Монах выразительно вздохнул и покачал своей круглолицей головой и отрицательно, и сокрушенно.
– Вышло так, что Сам Бог наградил брата Изамбара за смелость. Не сними он тогда, в первую пятницу, с себя одежды, черви уже съели бы его, словно упавшее с ветки яблоко. Благо хабит его остался цел, а за то время, что брат Изамбар лежал без памяти, раны его все же успели кое-как затянуться, а ткань – прирасти к ним прежде, чем в яму полились помои. До второй пятницы червям пришлось довольствоваться кухонными отбросами. Но зато потом они быстро наверстали упущенное. Во вторую пятницу…

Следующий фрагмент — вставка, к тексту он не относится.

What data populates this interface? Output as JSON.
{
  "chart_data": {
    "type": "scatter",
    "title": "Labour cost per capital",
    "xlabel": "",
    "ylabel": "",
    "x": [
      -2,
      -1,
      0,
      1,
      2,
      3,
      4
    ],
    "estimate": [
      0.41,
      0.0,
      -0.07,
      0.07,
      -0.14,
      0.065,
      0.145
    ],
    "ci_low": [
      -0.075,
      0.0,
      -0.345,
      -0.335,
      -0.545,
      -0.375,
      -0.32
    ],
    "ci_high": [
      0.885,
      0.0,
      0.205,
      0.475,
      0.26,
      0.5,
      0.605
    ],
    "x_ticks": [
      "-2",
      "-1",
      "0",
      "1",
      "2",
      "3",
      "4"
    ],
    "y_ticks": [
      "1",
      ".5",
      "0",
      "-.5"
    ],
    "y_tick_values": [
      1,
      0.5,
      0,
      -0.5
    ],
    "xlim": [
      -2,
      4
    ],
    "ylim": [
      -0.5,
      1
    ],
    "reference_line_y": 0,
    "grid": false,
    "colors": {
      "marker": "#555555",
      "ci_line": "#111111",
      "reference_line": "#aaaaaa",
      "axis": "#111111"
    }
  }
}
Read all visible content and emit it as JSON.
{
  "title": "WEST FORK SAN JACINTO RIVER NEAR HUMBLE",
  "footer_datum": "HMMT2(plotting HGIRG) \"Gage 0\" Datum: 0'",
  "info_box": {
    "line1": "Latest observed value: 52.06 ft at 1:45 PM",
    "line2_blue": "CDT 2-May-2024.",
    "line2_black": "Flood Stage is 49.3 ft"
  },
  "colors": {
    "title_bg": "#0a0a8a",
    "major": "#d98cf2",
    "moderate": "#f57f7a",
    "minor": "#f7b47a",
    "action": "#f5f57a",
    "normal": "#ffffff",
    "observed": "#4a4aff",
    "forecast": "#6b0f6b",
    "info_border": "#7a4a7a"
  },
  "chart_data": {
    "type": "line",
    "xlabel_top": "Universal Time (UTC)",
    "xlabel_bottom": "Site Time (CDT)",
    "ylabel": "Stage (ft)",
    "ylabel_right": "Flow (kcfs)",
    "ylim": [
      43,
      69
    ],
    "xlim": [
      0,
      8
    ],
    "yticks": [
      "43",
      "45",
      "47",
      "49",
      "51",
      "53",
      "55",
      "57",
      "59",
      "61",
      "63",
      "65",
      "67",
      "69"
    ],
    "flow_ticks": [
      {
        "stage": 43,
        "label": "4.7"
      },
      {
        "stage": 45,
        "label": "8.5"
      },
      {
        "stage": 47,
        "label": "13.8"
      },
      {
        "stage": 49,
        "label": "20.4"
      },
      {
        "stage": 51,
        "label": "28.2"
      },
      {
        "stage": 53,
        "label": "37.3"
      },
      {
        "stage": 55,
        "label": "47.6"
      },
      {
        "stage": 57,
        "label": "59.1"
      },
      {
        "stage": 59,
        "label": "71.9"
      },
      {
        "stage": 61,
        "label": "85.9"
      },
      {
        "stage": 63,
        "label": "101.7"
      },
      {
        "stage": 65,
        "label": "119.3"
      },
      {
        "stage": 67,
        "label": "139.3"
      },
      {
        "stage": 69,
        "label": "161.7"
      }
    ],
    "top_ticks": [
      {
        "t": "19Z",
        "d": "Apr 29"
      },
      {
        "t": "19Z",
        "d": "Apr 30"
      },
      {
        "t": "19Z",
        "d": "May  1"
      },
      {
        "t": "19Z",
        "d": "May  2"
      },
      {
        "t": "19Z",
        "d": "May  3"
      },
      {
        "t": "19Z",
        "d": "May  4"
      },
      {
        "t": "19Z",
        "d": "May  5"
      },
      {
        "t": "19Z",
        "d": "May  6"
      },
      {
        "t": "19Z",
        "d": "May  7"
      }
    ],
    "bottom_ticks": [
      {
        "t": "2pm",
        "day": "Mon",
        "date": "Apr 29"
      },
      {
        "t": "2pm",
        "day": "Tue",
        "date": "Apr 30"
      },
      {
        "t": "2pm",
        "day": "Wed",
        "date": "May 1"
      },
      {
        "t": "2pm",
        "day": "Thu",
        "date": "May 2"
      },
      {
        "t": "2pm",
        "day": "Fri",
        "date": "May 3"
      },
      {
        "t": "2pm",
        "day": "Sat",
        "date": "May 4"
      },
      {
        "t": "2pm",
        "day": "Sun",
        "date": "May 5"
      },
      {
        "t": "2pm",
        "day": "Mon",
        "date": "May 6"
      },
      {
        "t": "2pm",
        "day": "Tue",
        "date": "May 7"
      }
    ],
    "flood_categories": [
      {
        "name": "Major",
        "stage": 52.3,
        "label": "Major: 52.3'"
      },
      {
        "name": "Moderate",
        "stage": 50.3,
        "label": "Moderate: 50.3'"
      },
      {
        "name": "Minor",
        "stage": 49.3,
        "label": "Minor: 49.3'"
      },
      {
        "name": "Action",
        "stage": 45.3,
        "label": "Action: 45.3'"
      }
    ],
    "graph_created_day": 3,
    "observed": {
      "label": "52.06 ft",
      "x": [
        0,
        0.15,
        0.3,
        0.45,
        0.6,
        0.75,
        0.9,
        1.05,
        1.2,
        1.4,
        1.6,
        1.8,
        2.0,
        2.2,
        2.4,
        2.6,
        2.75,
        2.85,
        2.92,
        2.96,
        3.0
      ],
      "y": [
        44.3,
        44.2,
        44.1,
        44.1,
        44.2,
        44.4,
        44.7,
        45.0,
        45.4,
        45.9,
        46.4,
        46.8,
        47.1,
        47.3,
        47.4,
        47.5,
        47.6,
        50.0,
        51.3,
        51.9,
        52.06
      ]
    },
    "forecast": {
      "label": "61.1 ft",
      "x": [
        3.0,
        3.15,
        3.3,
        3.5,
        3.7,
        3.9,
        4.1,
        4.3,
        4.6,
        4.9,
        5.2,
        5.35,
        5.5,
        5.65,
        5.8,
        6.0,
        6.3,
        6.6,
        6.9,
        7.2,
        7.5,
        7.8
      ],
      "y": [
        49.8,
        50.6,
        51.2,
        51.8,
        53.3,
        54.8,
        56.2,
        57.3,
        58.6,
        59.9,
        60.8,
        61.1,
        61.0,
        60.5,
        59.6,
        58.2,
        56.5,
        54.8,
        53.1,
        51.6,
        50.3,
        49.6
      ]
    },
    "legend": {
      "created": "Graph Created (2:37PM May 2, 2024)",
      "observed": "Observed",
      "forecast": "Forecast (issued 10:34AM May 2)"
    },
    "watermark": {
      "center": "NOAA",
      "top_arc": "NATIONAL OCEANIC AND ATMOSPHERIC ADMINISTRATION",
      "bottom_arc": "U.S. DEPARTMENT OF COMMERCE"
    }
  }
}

Рассказчик снова отвернулся и прикрыл глаза ладонью. Монсеньор Доминик смотрел на него с ожиданием. Последовало два коротких судорожных вздоха.
– Я, конечно, понимаю, ваше преосвященство, – заговорил монах, понизив голос почти до шепота, – понимаю, что ересь – ужасное зло, но… Это тоже ужасно! Быть может, еще ужаснее… Если грех так думать, то отпустите мне его, пока… Пока никто нас не слышит.
Только тут епископ сообразил осторожно подвинуться, чтобы монах вошел в полутемную, тесную кладовую, и плотно закрыть за ним дверь. В самом деле, толстый настоятель вполне мог оказаться где-нибудь неподалеку, и тогда этому чувствительному брату ой как не поздоровится, особенно после отъезда монсеньора Доминика. Монах, очевидно, понял это так внезапно и явственно, что на миг даже онемел, пораженный собственным легкомыслием, с которым вел с епископом такие речи, стоя почти в коридоре, вблизи от кухни и трапезной.